Brian McCarthy and Marco Muscat, the company’s co-founders, founded WorkPilot. The WorkPilot team participated in two accelerator programmes as part of their startup experience before raising seed money to bring WorkPilot to market.
“Going through two accelerators, one led by QUT Creative Enterprise Australia (Collider) taught us the importance of solving real-world customer pain-points. How do you ensure your remote team has the knowledge they need to do their job? This is a huge problem that impacts businesses and teams all around the world. WorkPilot overcomes this challenge by blending workflow and knowledge management together in a very accessible way.”
Because of the continuous pandemic, an increasing number of startups, SMEs, and corporations have been forced to provide remote working capabilities for new and existing teams. During recent lockdowns, up to 47% of employees in Australia and the United Kingdom worked remotely. Workers in the United Kingdom, where the pandemic has had a significant economic impact, are increasingly gravitating toward hybrid models, but are having difficulty with remote onboarding.
According to recent research conducted by Microsoft in collaboration with YouGov, more than half of UK workers with flexible work arrangements would consider quitting if their hybrid alternatives were removed.
This finding comes on the heels of recent statistics from the Office for National Statistics, which revealed that job changes and resignations in the UK are at an all-time high.
While Microsoft’s study reveals that UK workers are looking for jobs that offer greater flexibility, the onboarding process has been fraught with difficulties throughout this time.
For example, 36% of those who started a new job during the pandemic did so remotely for the whole onboarding process.
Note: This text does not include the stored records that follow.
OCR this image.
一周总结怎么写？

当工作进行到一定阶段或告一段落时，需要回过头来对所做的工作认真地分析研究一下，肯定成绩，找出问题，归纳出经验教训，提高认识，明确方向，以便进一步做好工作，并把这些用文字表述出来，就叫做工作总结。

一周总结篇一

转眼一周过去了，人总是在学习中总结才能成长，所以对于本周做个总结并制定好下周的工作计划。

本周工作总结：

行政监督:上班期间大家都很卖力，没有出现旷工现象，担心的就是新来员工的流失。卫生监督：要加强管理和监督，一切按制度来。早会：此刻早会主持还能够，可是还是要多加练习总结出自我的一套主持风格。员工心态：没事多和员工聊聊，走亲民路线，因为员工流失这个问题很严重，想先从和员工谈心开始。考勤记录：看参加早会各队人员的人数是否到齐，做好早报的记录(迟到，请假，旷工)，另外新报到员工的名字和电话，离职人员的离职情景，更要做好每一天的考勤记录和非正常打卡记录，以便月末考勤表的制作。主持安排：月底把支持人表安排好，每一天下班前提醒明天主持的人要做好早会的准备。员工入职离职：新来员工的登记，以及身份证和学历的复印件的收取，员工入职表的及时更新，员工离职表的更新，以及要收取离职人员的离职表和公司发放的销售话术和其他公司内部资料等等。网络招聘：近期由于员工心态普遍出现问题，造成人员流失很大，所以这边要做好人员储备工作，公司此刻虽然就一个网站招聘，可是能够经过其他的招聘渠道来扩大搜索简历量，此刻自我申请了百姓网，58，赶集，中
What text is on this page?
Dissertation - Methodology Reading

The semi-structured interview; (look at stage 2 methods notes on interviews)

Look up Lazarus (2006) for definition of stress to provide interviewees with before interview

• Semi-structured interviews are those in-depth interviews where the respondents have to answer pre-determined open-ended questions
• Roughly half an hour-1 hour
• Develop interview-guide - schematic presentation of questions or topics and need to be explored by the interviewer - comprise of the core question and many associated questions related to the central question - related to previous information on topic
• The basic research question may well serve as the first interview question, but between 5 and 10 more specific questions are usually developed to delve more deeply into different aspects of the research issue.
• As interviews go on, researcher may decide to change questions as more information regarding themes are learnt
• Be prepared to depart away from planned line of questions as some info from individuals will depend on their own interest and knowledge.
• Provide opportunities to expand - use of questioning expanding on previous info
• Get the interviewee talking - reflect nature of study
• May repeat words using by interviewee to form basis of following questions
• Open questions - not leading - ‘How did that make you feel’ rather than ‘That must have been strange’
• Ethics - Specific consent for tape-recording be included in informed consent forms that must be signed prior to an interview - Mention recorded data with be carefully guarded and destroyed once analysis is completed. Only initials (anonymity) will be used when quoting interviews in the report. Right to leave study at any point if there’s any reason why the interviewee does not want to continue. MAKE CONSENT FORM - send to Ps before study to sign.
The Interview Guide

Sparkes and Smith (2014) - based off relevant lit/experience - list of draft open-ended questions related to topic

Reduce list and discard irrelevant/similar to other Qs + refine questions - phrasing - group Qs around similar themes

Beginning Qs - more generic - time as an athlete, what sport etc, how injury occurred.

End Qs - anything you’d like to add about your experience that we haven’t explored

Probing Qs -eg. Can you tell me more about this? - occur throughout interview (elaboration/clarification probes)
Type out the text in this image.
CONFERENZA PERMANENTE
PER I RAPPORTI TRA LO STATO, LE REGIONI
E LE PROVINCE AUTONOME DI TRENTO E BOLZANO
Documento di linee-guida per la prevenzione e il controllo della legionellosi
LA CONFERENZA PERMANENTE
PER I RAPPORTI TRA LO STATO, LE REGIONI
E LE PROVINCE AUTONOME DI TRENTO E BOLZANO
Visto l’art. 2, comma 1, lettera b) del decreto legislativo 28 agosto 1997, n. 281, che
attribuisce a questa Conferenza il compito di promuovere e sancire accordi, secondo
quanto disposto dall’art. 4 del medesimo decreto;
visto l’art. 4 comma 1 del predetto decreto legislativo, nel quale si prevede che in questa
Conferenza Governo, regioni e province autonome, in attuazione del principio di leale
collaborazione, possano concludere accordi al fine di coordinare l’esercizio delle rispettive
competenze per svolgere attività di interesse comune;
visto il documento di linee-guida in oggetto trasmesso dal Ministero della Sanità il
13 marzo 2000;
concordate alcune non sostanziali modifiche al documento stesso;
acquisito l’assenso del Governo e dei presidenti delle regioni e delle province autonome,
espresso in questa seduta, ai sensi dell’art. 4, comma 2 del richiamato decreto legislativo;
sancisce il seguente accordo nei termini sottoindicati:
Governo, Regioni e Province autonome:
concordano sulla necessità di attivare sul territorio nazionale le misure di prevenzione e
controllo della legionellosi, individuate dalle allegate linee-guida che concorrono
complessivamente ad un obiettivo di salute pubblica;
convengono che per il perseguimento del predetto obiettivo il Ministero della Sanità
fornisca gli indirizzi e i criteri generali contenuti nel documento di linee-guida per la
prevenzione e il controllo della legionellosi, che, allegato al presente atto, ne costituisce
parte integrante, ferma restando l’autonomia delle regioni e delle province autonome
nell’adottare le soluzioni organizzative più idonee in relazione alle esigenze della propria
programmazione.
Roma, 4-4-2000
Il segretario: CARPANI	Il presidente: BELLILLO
Forming relationships, not having a leader nearby for support, learning new technologies, and embracing business culture are among the problems that remote onboarding processes face, according to these respondents.
WorkPilot intends to ease this load by offering employees with an interactive knowledge-hub where they can both share their knowledge and benefit from the assistance and participation of their coworkers.
WorkPilot has been in development for almost two years, with Imperial College London, BDO Global, City of Melbourne, Deloitte, and Queensland University of Technology among the early customers. 200 users can get a free early-access spot before January 2022.